Disclaimer: Please note that due to an update in UK government policy, this blog is no longer accurate. Find out more here.
Will GCSE and A-level exams happen in 2021?
As of October 2020, English law makers have confirmed that 2021 GCSE and A-Level exams will go ahead. While in Scotland and Wales major exams have been cancelled, in England the main exam series will start on 7th of June following the May half-term.
England has decided to delay exams by 3 weeks allowing for students to catch up on material they missed during national school closures in the Spring and Summer of 2020.
Why will English national exams go ahead?
Following considerable backlash surrounding the predicted grades used for students who missed their GCSE/A-level exams in 2020, English lawmakers have come to the agreement that “Exams are the fairest way of judging a student’s performance.”
There is broad consensus among English MPs and educators that exams are a critical part of the education system, giving students the foundation they need to move onto the next stage of their life. GCSE exams are an important assessment of a student's performance at age 16. A-level exams play an even more essential role, in determining the direction of a student’s higher education.
During the 2020 exam season teachers and law markers did not yet know about the correct way to keep students safe. Nevertheless, for the 2021 exam season schools will be able to provide a safe environment for students to sit exams. The government is also working hard to ensure the effects of the pandemic are taken into consideration when grading final exams.
What will the government do to ensure exams are fair?
To combat the learning loss experienced by many students the government has delayed GCSE and A-level exams by 3 weeks, giving students more time to prepare.

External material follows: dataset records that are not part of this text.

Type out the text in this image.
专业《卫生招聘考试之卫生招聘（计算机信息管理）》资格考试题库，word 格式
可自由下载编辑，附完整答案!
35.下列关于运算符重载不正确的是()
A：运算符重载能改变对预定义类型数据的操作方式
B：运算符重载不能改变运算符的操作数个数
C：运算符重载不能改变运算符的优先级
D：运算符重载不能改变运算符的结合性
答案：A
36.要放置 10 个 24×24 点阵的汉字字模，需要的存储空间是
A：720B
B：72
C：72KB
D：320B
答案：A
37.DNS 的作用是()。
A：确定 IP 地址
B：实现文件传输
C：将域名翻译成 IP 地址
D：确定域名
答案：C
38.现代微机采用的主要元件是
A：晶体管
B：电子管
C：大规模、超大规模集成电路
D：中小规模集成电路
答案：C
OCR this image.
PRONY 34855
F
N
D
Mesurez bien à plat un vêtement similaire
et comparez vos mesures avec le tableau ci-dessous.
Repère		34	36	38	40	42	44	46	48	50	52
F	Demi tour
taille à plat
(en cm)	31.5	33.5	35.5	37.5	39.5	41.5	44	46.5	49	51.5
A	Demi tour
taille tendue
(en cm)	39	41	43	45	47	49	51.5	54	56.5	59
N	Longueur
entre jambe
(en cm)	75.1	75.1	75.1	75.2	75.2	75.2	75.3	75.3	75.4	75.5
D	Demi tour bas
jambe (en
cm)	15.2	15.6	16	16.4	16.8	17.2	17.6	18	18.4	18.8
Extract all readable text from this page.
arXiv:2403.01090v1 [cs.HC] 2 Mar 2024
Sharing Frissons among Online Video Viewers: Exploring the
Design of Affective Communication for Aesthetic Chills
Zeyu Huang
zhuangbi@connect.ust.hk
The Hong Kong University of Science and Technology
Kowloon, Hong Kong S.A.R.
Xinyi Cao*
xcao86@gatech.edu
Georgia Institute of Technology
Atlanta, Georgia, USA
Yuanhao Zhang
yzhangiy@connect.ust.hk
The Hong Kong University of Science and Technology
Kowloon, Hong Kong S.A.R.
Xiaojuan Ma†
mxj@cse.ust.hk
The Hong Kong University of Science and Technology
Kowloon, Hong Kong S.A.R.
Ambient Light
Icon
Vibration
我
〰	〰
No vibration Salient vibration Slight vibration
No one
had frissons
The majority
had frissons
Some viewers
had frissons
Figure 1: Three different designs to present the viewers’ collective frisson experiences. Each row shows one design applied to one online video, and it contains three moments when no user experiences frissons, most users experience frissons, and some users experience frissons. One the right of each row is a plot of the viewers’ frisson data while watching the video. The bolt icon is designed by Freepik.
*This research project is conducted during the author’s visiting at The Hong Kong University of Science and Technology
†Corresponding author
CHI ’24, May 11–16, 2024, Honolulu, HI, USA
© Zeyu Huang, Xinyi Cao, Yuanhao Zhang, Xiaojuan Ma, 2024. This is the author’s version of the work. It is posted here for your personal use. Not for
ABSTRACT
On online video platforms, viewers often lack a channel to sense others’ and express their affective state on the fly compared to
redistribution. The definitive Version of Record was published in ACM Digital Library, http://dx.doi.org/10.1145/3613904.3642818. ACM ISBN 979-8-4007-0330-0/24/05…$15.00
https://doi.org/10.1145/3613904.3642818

Furthermore, the government has created a £1bn ‘Catch Up Premium’ which included funding for supporting children and young people through exams. This catch up fund also includes the National Tutoring Programme, which dedicates £350m to helping disadvantaged students.
All of these extra resources aim to help accelerate the academic progress of students and tackle any gaps created by the Covid-19 pandemic.
What if there is another national lockdown?
The extent to which National Lockdowns will be necessary in the coming year is unknown. This is why schools and law markers must prepare for every scenario.
The English government has agreed that keeping schools and colleges open is a national priority; this is why they remained open during the national lockdown during November. Therefore the government expects exams to go ahead even if there is another nationwide lockdown or a local lockdown in areas of the country during exam season.
There has also been further assurance that schools and colleges can safely hold exams, even in areas of local restriction. The autumn exam series, which involved over 20,000 exam entries was able to go ahead.